W czasie czwartkowego wystąpienia Władimir Putin podkreślił, że rozważa udział w listopadowym zjeździe.
Biały Dom ostrzega Rosję przed potencjalnym atakiem na zachodnią infrastrukturę. To odpowiedź na groźby Moskwy, że może uznać za dopuszczalny cel ataków amerykańskie satelity, jeśli uzna, że korzystają z nich ukraińskie wojska.
Na forum ONZ Rosja oskarżyła Stany Zjednoczone i ich sojuszników o próbę wykorzystania komercyjnych satelitów do wspierania operacji ukraińskich wojsk. Moskwa określiła te działania mianem prowokacyjnych i zagroziła potencjalnymi uderzeniami odwetowymi. Odpowiadając na groźby rzecznik Rady Bezpieczeństwa Narodowego Białego Domu John Kirby, powiedział, że "prowokacyjna i niebezpieczna w tym regionie jest wojna, którą pan Putin nadal prowadzi na Ukrainie".
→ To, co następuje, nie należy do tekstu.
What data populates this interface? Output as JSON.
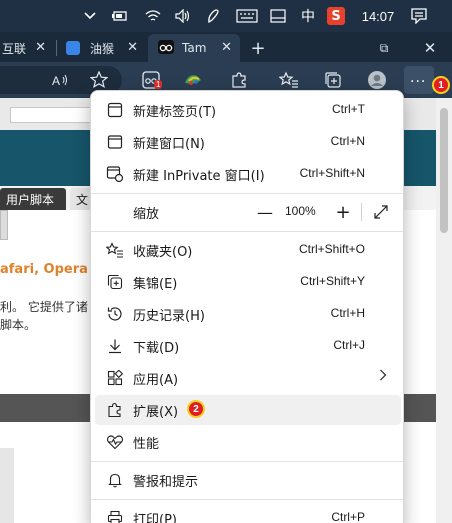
{
  "taskbar": {
    "tray_icons": [
      "chevron-up-icon",
      "battery-icon",
      "wifi-icon",
      "volume-icon",
      "pen-icon",
      "keyboard-icon",
      "window-icon"
    ],
    "ime_mode": "中",
    "ime_logo": "S",
    "clock": "14:07",
    "notification_icon": "notification-icon"
  },
  "tabs": [
    {
      "label": "互联",
      "favicon_color": "#ffffff"
    },
    {
      "label": "油猴",
      "favicon_color": "#3a86e8"
    },
    {
      "label": "Tam",
      "favicon_color": "#000000"
    }
  ],
  "new_tab_label": "+",
  "window_controls": {
    "restore": "⧉",
    "close": "✕"
  },
  "toolbar": {
    "badge_count": "1",
    "marker_1": "1"
  },
  "page": {
    "nav_tab_1": "用户脚本",
    "nav_tab_2": "文",
    "orange_heading": "afari, Opera Ne",
    "text_line_1": "利。 它提供了诸",
    "text_line_2": "脚本。"
  },
  "menu": {
    "items": [
      {
        "label": "新建标签页(T)",
        "shortcut": "Ctrl+T"
      },
      {
        "label": "新建窗口(N)",
        "shortcut": "Ctrl+N"
      },
      {
        "label": "新建 InPrivate 窗口(I)",
        "shortcut": "Ctrl+Shift+N"
      },
      {
        "label": "缩放",
        "shortcut": ""
      },
      {
        "label": "收藏夹(O)",
        "shortcut": "Ctrl+Shift+O"
      },
      {
        "label": "集锦(E)",
        "shortcut": "Ctrl+Shift+Y"
      },
      {
        "label": "历史记录(H)",
        "shortcut": "Ctrl+H"
      },
      {
        "label": "下载(D)",
        "shortcut": "Ctrl+J"
      },
      {
        "label": "应用(A)",
        "shortcut": ""
      },
      {
        "label": "扩展(X)",
        "shortcut": ""
      },
      {
        "label": "性能",
        "shortcut": ""
      },
      {
        "label": "警报和提示",
        "shortcut": ""
      },
      {
        "label": "打印(P)",
        "shortcut": "Ctrl+P"
      }
    ],
    "zoom": {
      "minus": "—",
      "value": "100%",
      "plus": "+"
    },
    "marker_2": "2"
  },
  "colors": {
    "taskbar_bg": "#1f3044",
    "toolbar_bg": "#2b3d52",
    "marker_red": "#e02020",
    "marker_ring": "#f5d020",
    "page_teal": "#16556a",
    "page_orange": "#e0822a"
  }
}
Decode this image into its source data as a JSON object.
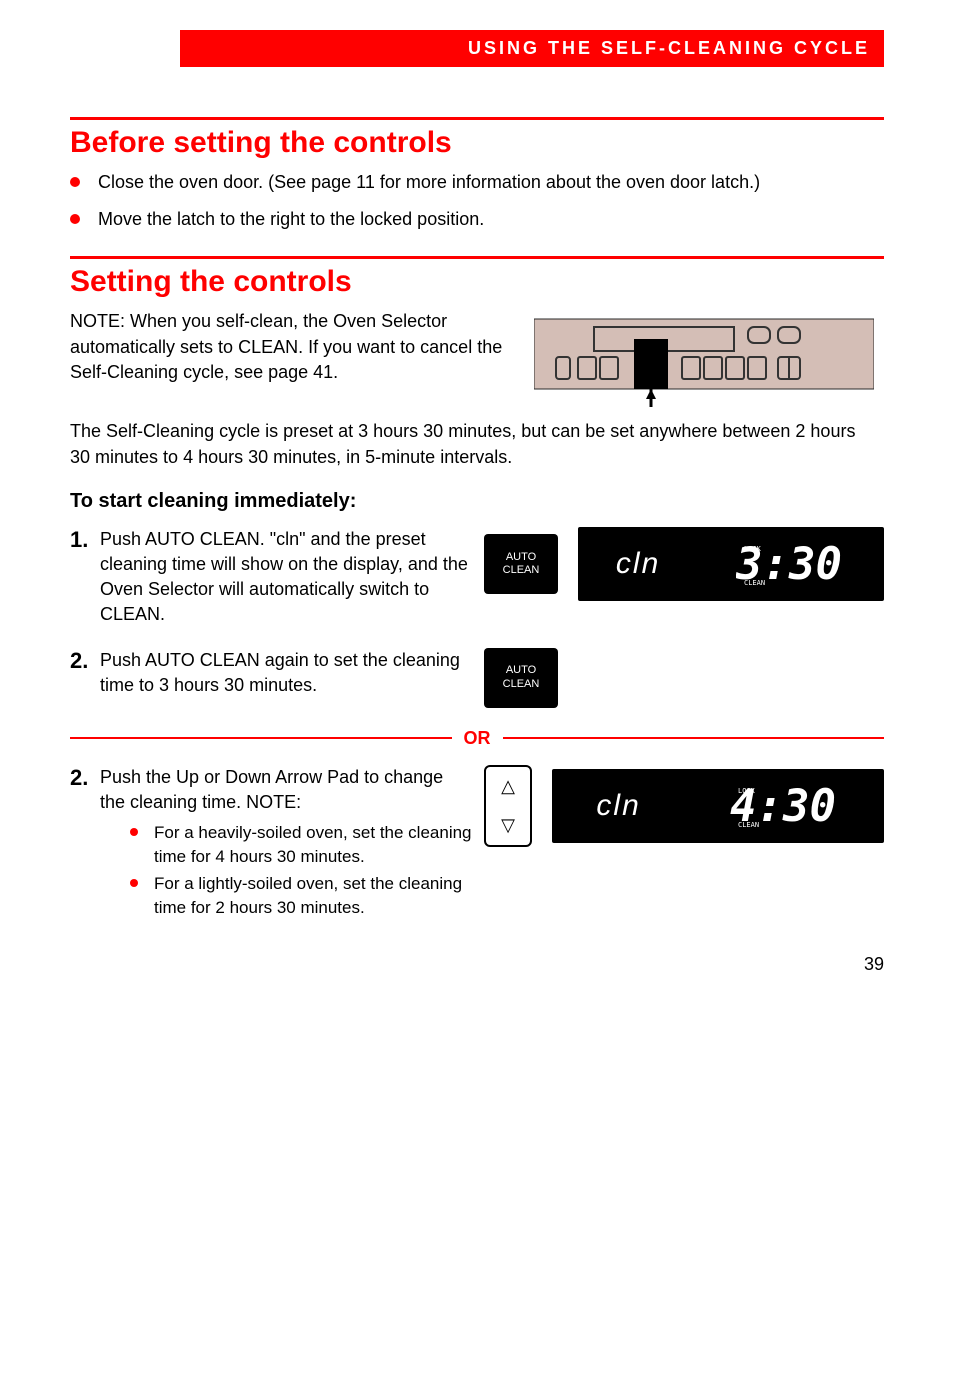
{
  "header": {
    "title": "USING THE SELF-CLEANING CYCLE"
  },
  "section1": {
    "heading": "Before setting the controls",
    "bullets": [
      "Close the oven door. (See page 11 for more information about the oven door latch.)",
      "Move the latch to the right to the locked position."
    ]
  },
  "section2": {
    "heading": "Setting the controls",
    "intro1": "NOTE: When you self-clean, the Oven Selector automatically sets to CLEAN. If you want to cancel the Self-Cleaning cycle, see page 41.",
    "intro2": "The Self-Cleaning cycle is preset at 3 hours 30 minutes, but can be set anywhere between 2 hours 30 minutes to 4 hours 30 minutes, in 5-minute intervals.",
    "subhead": "To start cleaning immediately:"
  },
  "steps": {
    "s1": {
      "num": "1.",
      "text": "Push AUTO CLEAN. \"cln\" and the preset cleaning time will show on the display, and the Oven Selector will automatically switch to CLEAN."
    },
    "s2a": {
      "num": "2.",
      "text": "Push AUTO CLEAN again to set the cleaning time to 3 hours 30 minutes."
    },
    "s2b": {
      "num": "2.",
      "text": "Push the Up or Down Arrow Pad to change the cleaning time. NOTE:"
    }
  },
  "buttons": {
    "auto_clean_top": "AUTO",
    "auto_clean_bot": "CLEAN"
  },
  "displays": {
    "d1": {
      "label": "cln",
      "time": "3:30"
    },
    "d2": {
      "label": "cln",
      "time": "4:30"
    }
  },
  "or_text": "OR",
  "note_bullets": [
    "For a heavily-soiled oven, set the cleaning time for 4 hours 30 minutes.",
    "For a lightly-soiled oven, set the cleaning time for 2 hours 30 minutes."
  ],
  "page_number": "39"
}
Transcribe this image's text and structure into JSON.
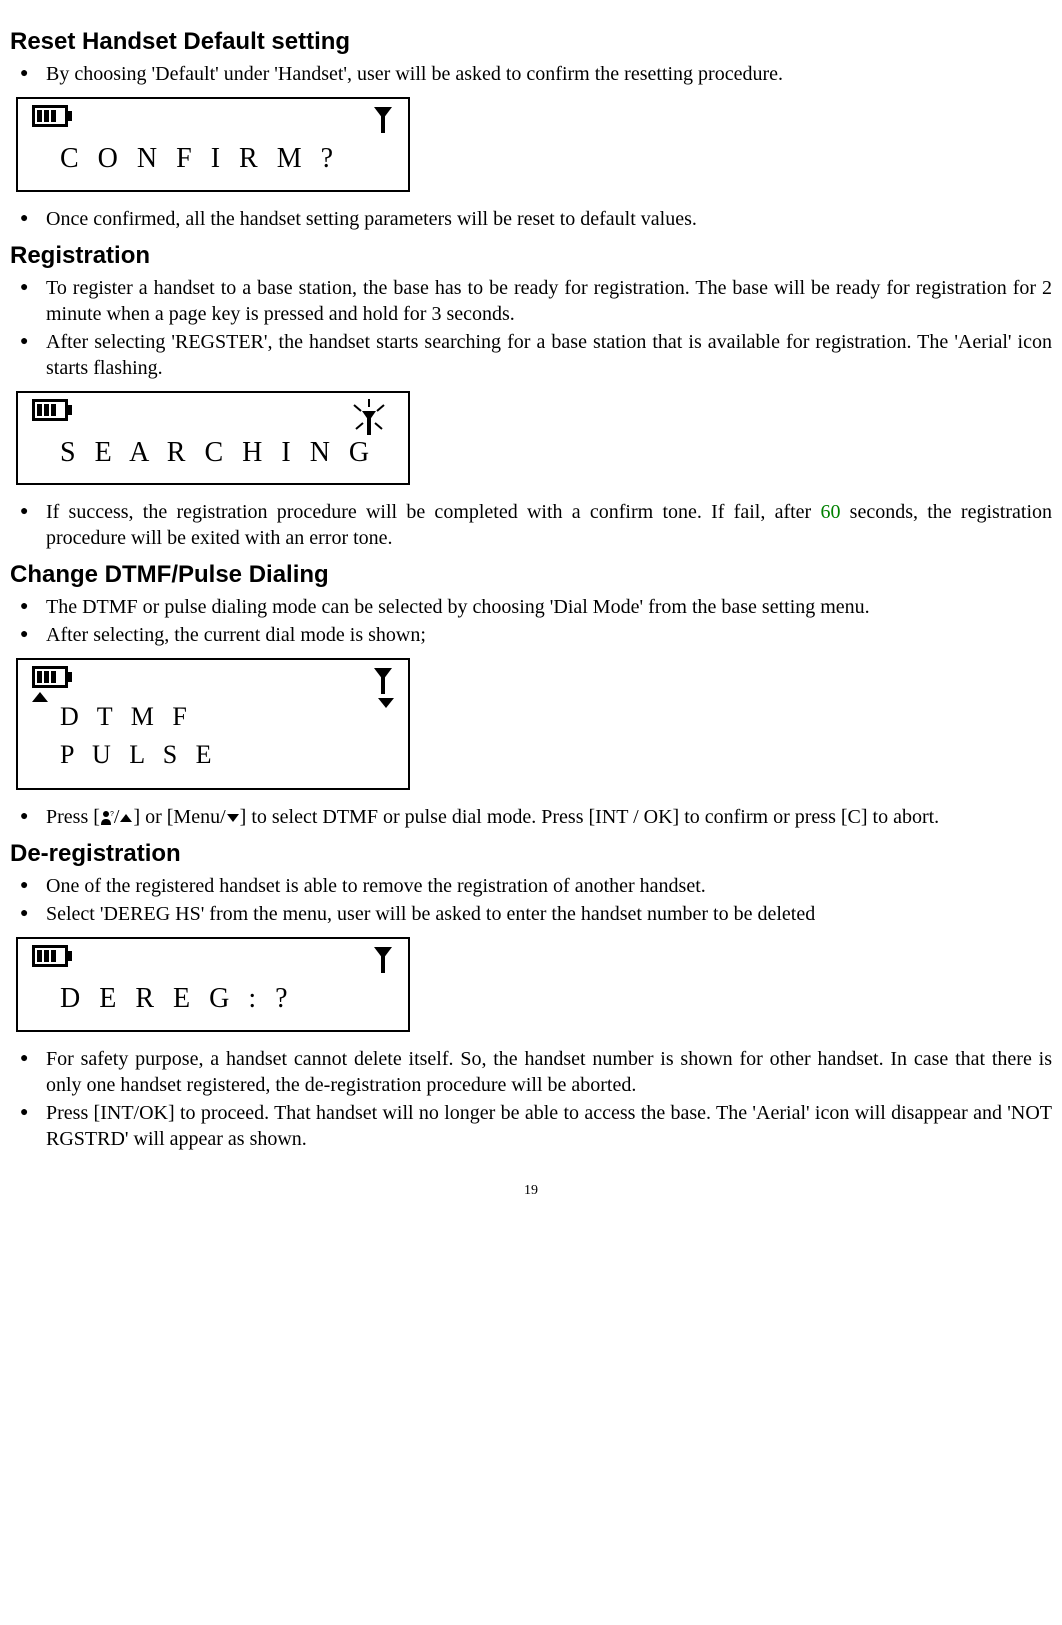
{
  "sections": {
    "reset": {
      "heading": "Reset Handset Default setting",
      "bullets": [
        "By choosing 'Default' under 'Handset', user will be asked to confirm the resetting procedure.",
        "Once confirmed, all the handset setting parameters will be reset to default values."
      ],
      "lcd_text": "C O N F I R M ?"
    },
    "registration": {
      "heading": "Registration",
      "bullets": [
        "To register a handset to a base station, the base has to be ready for registration. The base will be ready for registration for 2 minute when a page key is pressed and hold for 3 seconds.",
        "After selecting 'REGSTER', the handset starts searching for a base station that is available for registration. The 'Aerial' icon starts flashing."
      ],
      "lcd_text": "S E A R C H I N G",
      "bullet_after_pre": " If success, the registration procedure will be completed with a confirm tone. If fail, after ",
      "bullet_after_num": "60",
      "bullet_after_post": " seconds, the registration procedure will be exited with an error tone."
    },
    "dtmf": {
      "heading": "Change DTMF/Pulse Dialing",
      "bullets": [
        "The DTMF or pulse dialing mode can be selected by choosing 'Dial Mode' from the base setting menu.",
        "After selecting, the current dial mode is shown;"
      ],
      "lcd_line1": "D T M F",
      "lcd_line2": "P U L S E",
      "press_pre": "Press [",
      "press_mid1": "] or [Menu/",
      "press_mid2": "] to select DTMF or pulse dial mode. Press [INT / OK] to confirm or press [C] to abort."
    },
    "dereg": {
      "heading": "De-registration",
      "bullets": [
        "One of the registered handset is able to remove the registration of another handset.",
        "Select 'DEREG HS' from the menu, user will be asked to enter the handset number to be deleted"
      ],
      "lcd_text": "D E R E G :   ?",
      "bullets_after": [
        "For safety purpose, a handset cannot delete itself. So, the handset number is shown for other handset. In case that there is only one handset registered, the de-registration procedure will be aborted.",
        "Press [INT/OK] to proceed. That handset will no longer be able to access the base. The 'Aerial' icon will disappear and 'NOT RGSTRD' will appear as shown."
      ]
    }
  },
  "page_number": "19"
}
-To właśnie jest prowokacja. To właśnie jest niebezpieczne. Będziemy nadal wspierać Ukrainę, mówimy o tym bardzo głośno i otwarcie. Nic się nie zmieni w naszym podejściu do tego - powiedział. John Kirby ostrzegł, że każdy atak na amerykańską infrastrukturę spotka się z odpowiedzią adekwatną do zagrożenia.